Urgence pour les hôteliers
Le secteur hôtelier guinéen n’est pas épargné par la crise. L’accroissement du parc hôtelier et la construction d’infrastructures de haut standing constituait un atout majeur pour le secteur du tourisme.
Mais la survenue du Covid-19 a changé le visage du secteur. Faute d’affaires, les hôtels sont vides ou presque. L’heure est à l’évaluation du manque à gagner. « Il est très difficile pour l’instant de dire exactement l’impact financier du coronavirus », affirme Elie Yacoub, Directeur de réception de l’hôtel Millenium situé à Dixinn. « Le coronavirus a affecté toutes les sociétés pas seulement les hôtels. Nous étions à une occupation stable, avec des clients pour une longue durée pour le service restauration », explique-t-il.
Comme dans bon nombre de secteurs, les hôtels n’ont pas failli à la règle. Des employés sont mis en congés techniques en attendant la reprise.
Au gouvernement, l’on se dit conscient de la crise auquel le secteur touristique fait face. Le Plan de riposte économique au Covid-19 élaboré et mis en route en avril prévoit dans sa seconde phase une panoplie de mesures visant à relancer le secteur. L’Etat a annoncé un report des charges fiscales et sociales, le paiement progressif des arriérés de l’Etat, de même que le report des échéances de remboursement des emprunts bancaires. Il décide aussi de réduire de moitié de la CFU (contribution foncière unique) et de la patente pour le secteur du tourisme et de l’hôtellerie. Mais également d’utiliser les crédits prévus pour les missions à l’étranger pour apurer la dette de l’État vis-à-vis des agences de voyages.

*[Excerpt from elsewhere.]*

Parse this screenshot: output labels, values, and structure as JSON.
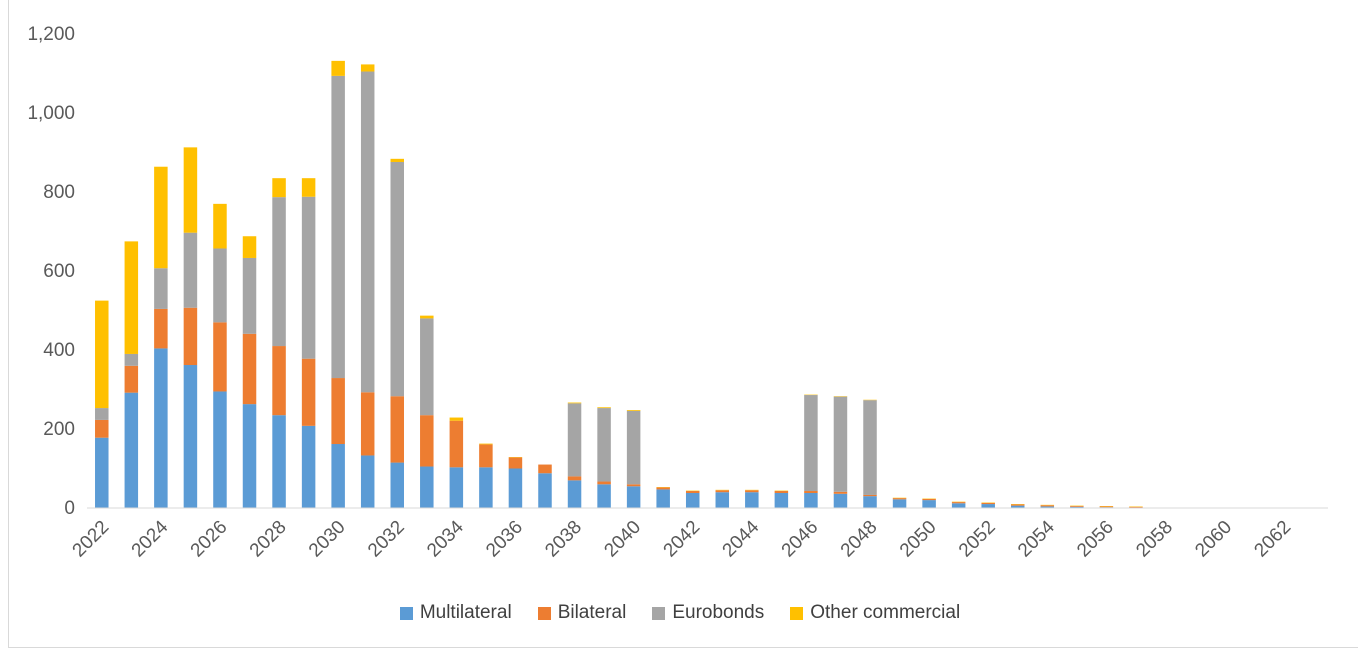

De sources proches du dossier nous ont révélé au cours de notre enquête que le gouvernement a procédé au paiement des arriérés estimés à 20 milliards de francs guinéens. Dans s’agissant du segment « hôtellerie », les factures d’électricité pour environ 9 milliards de francs guinéens auraient été réglées. Les charges fiscales allant de juin à septembre sont aussi reportées pour permettre aux entreprises hôtelières de souffler.
Mais à la Fédération Patronale du Tourisme et de l’Hôtellerie (FEPATOUR), on a l’impression d’être marginalisée dans l’élaboration et la mise en œuvre du plan de relance du secteur. Elle craint que l’initiative ne soit déroutée par des « opportunistes » au détriment des bénéficiaires.